Doubt about Taylor series: do successive derivatives on a point determine the whole function?
I'm currently relearning Taylor series and yersterday I thought about something that left me puzzled. As far as I understand, whenever you take the Taylor series of any function $f(x)$ around a point $x = a$, the function is exactly equal to its Taylor series, that is:
$$ f(x) = \sum_{n=0}^{\infty} \frac{f^{(n)}(a)}{n!}(x-a)^n $$
For example, if we take $f(x) = e^x$ and $x = 0$, we obtain: $ e^x = \sum_{n=0}^{\infty} \frac{x^n}{n!} $
My doubt is: the only variables in the Tayor series formula are $f(a), f'(a), f''(a),$ etc., that is, the successive derivatives of the function $f$ evaluated in one point $x = a$. But the Taylor series of $f(x)$ determine the whole function! How is it possible that the successive derivatives of the function evaluated in a single point determine the whole function? Does this mean that if we know the values of $f^{(n)}(a)$, then $f$ is uniquely determined? Is there an intuition as to why the succesive derivatives of $f$ on a single point encode the necessary information to determine $f$ uniquely?
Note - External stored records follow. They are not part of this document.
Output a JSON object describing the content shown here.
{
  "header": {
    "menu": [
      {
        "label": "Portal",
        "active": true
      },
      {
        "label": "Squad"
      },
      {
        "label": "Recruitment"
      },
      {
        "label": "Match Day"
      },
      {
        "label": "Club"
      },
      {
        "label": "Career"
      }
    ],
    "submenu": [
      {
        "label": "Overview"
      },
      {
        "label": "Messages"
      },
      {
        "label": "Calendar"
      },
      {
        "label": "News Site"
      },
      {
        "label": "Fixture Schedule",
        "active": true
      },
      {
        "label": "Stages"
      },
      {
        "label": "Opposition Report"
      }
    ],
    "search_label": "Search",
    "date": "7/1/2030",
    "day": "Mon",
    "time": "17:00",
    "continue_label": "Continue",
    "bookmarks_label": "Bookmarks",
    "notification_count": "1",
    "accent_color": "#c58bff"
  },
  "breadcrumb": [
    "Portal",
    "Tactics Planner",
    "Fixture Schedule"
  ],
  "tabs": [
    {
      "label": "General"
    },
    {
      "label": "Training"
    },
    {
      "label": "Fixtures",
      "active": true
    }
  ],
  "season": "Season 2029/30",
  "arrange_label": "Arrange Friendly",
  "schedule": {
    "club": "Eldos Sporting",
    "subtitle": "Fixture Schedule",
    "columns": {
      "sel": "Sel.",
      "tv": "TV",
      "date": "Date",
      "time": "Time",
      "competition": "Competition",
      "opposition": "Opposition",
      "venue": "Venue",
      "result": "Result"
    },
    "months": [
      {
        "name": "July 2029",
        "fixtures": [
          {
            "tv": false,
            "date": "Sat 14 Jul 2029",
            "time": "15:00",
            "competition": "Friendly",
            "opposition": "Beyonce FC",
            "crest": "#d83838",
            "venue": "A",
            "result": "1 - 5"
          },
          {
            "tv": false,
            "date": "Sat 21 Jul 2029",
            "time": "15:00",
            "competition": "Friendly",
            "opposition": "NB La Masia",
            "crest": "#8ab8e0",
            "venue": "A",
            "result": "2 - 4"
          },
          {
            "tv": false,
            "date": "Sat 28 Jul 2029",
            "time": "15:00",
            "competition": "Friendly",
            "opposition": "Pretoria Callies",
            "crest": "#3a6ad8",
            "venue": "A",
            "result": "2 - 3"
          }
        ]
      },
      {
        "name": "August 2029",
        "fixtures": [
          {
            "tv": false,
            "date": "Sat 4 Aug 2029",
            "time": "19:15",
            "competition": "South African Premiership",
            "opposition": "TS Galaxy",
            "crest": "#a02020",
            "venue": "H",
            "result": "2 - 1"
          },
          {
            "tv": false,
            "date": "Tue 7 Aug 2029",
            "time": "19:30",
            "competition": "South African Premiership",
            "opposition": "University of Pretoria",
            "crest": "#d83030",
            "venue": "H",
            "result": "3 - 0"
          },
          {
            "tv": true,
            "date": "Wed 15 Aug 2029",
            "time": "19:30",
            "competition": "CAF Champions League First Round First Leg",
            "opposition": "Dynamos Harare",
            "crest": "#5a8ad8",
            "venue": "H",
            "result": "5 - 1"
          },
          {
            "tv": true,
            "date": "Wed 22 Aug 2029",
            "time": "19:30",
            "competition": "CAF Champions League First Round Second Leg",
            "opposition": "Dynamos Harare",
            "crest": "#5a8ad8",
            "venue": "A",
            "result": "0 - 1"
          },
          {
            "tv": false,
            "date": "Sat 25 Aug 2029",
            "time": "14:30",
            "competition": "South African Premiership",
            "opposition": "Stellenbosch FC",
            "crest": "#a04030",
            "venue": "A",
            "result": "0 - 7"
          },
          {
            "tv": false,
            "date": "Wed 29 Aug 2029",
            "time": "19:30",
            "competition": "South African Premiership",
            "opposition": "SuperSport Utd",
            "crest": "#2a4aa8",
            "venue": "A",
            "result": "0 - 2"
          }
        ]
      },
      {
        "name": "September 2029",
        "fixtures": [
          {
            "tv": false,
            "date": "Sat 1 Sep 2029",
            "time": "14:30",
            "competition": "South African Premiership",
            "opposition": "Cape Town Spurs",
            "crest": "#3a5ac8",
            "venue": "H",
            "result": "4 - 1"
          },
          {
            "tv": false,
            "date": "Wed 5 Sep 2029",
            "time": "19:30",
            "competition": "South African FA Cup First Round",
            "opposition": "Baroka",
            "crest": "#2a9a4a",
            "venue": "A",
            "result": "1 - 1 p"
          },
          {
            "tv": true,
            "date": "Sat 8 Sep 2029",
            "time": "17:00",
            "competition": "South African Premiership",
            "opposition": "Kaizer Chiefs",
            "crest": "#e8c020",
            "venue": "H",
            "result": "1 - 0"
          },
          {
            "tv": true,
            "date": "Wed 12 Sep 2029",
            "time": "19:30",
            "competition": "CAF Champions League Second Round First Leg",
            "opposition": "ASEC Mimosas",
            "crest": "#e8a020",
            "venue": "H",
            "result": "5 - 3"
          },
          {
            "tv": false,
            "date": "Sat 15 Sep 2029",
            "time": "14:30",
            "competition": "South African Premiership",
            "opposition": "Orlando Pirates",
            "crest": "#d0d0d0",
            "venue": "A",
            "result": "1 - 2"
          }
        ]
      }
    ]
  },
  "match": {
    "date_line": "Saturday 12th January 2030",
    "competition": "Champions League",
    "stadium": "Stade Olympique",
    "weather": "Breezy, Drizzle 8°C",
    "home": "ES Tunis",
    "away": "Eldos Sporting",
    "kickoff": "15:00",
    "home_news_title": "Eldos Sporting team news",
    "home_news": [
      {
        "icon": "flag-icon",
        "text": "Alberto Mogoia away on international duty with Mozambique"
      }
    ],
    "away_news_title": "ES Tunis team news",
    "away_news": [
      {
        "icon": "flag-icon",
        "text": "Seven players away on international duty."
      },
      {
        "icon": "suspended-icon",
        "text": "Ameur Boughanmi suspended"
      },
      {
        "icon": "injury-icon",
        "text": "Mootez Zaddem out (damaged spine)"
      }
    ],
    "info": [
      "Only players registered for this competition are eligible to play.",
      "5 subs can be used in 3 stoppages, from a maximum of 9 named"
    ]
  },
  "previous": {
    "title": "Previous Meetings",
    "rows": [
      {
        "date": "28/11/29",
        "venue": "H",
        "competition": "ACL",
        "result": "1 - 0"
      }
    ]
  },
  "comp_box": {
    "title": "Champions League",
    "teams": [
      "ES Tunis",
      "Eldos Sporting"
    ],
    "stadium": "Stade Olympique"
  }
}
Maybe I'm missing a key insight and all my reasoning is wrong, if so please tell where is my mistake.
Thanks!
Solution 1:
You're right, in general $f$ is not determined by its derivatives at one single point. Functions satisfying this condition are called analytic. But not all smooth functions are analytic, for example
$$x\mapsto\left\{\begin{array}{c}e^{-\frac{1}{x^2}}, x>0\\0, x\leq 0\end{array}\right.$$ is a smooth function and the derivatives at zero are all zero, hence the Taylor series developed at zero does not determine the function.
Furthermore the exact statement of Taylor's theorem is quite different from what you said. It is as follows:
If $f\in C^{k+1}(\mathbb{R})$, then $$f(x)=\sum_{n=0}^k f^{(n)}(a)(x-a)^n\frac{1}{n!} + f^{(k+1)}(\xi)\frac{1}{(k+1)!}(x-a)^{k+1}$$
If you now take $k\rightarrow\infty$ it is in general not clear, that this error term converges to zero.
Solution 2:
Functions which are the sum of their Taylor series within the interval (or disk for functions of a complex variable) of convergence are known as analytic functions. Many basic elementary functions are analytic: $\;\exp, \sin,\cos,\sinh,\cosh $ and of course polynomials are analytic on $\mathbf R$ (or $\mathbf C$).
It is not true that, in general, an infinitely differentiable function of a real variable is analytic on the interval of convergence of its Taylor series, as @humanStampedist's example shows.
However, for a function of a complex variable, simply being differentiable suffices to ensure the function is analytic (one usually says holomorphic in this case). This is due to the very strong constraints of the Cauchy-Riemann equations.